Adı Soyadı: Pier Paolo Pasolini
Doğum Tarihi: 5 Mart 1922, Bologna, Emilia-Romagna, İtalya
Ölüm Tarihi: 2 Kasım 1975, Osetya, Lazio, İtalya
Sanatın özünde muhalif olmak yatar. Aslında herkesin gözü önünde duran ama bir türlü fark edilemeyen gerçekleri görür, dile getirir sanatçı. Diğerlerinden bu nedenle farklıdır. Bu nedenle sevilir, hayran olunur ve bazen de yargılanır, hatta mahkum edilir.
İtalyan sinemasının ustalarından Pier Paolo Pasolini de böyle bir sanatçıydı. Her zaman haksızlıkların, baskıların, faşizmin, emperyalist düzenin,kültürel yozlaşmanın karşısında oldu. Gençlik yıllarından itibaren komünizmi benimsedi. Eşcinsellik onun en doğal seçimiydi ve bunu saklama gereğini asla duymadı.
İnançsızdı ama inancın insanlar üzerindeki etki onu fazlasıyla ilgilendirdi. Kimi filmlerinde Tanrı’ya hakaret ettiği iddiasıyla suçlandı, kimilerinde din propagandası yapmaktan mahkemeye verildi. Filmlerinde seksi ve şiddeti anlatımının önemli bir öğesi olarak kullanması her zaman başına bela oldu.

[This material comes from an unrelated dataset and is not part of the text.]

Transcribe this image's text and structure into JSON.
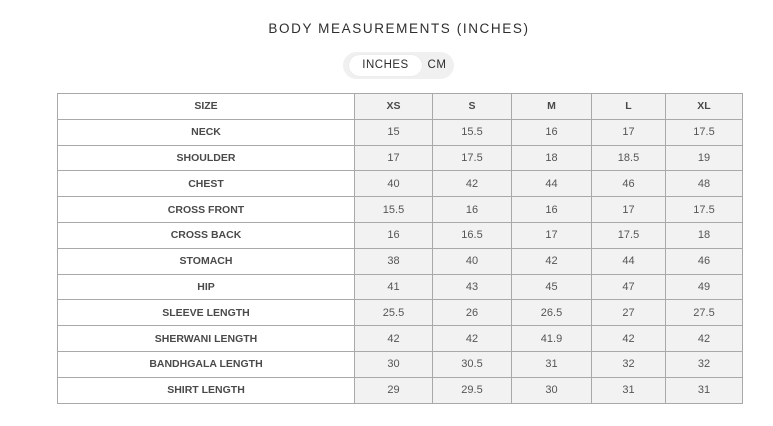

Pier Paolo Pasolini, 5 Mart 1922’de İtalya’nın Bologna bölgesinde, asker bir baba ile anaokulu öğretmeni bir annenin ilk çocuğu olarak dünyaya geldi. Çocukluk yılları aşırı baskıcı bir tutum içinde olan babası ve ‘’sevdiğim tek kadın’’ olarak nitelendirdiği annesinin bitmek bilmeyen kavgaları arasında geçti.

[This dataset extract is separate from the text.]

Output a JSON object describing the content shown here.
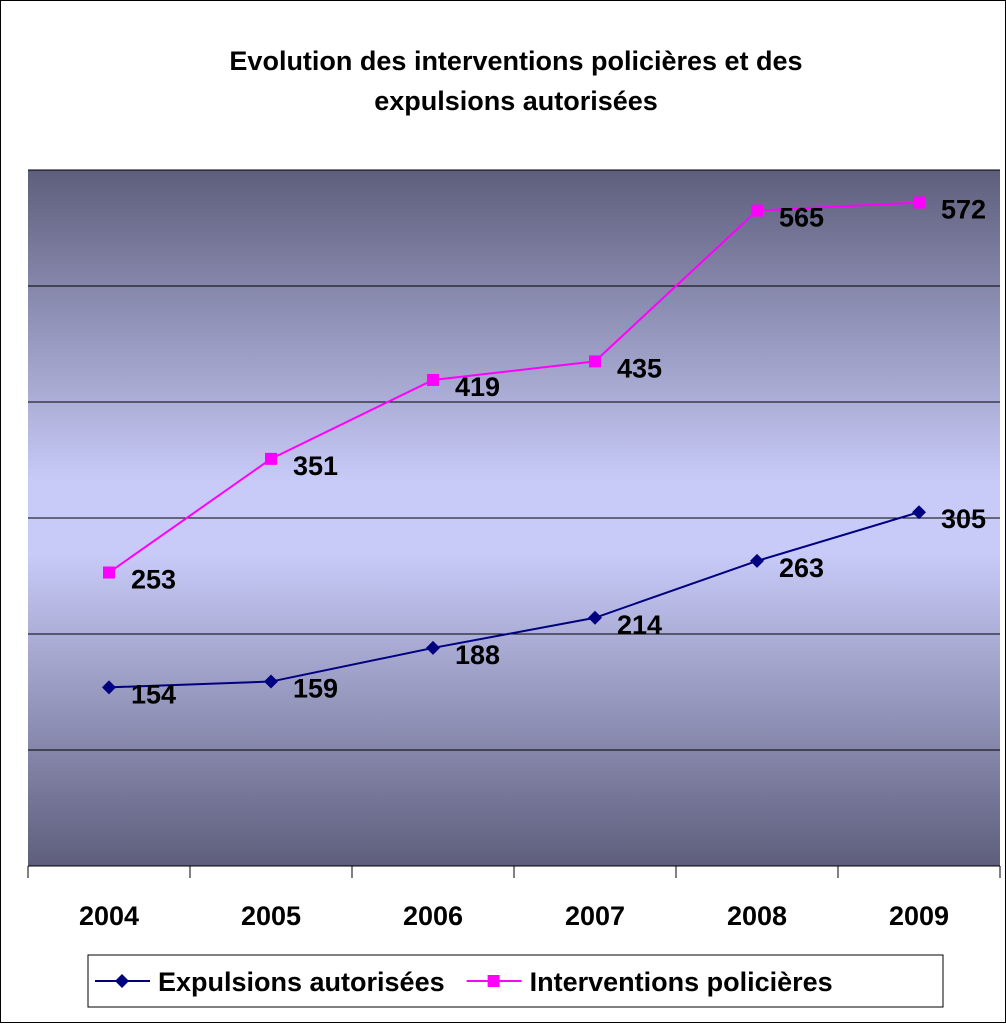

İlk şiirlerini henüz yedi yaşındayken yazmaya başladı ve 20 yaşında ilk şiir kitabı ‘’Casarca Şiirleri’’ni yayınladı. Şiirle başladığı edebiyat çalışmalarını romanla sürdürdü.40 yaşının arifesinde romanlarıyla çeşitli ödüllerin sahibi ve ülkesinin en tanınmış edebiyatçıları arasında yerini almıştı.

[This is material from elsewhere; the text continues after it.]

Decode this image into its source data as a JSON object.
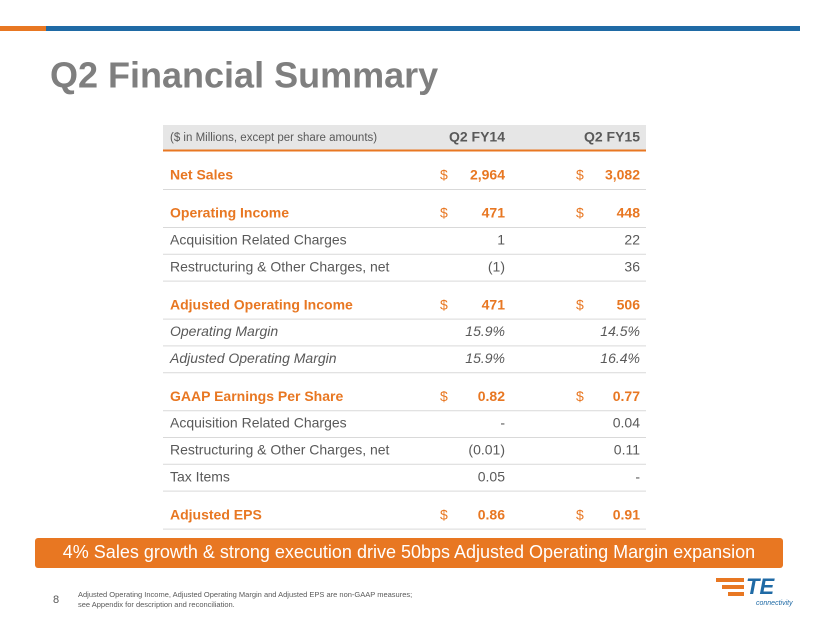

Pasolini, edebiyatın büyük dezavantajı ile yüzyüze hissediyordu kendini; bir ülkenin diline hapsolmak. Düşüncelerini sadece İtalyan’ların değil, tüm dünyanın anlayabileceği ortak bir dil ile anlatma isteği, onu sinema ile karşılaştırdı. İşe senaryo ile başladı.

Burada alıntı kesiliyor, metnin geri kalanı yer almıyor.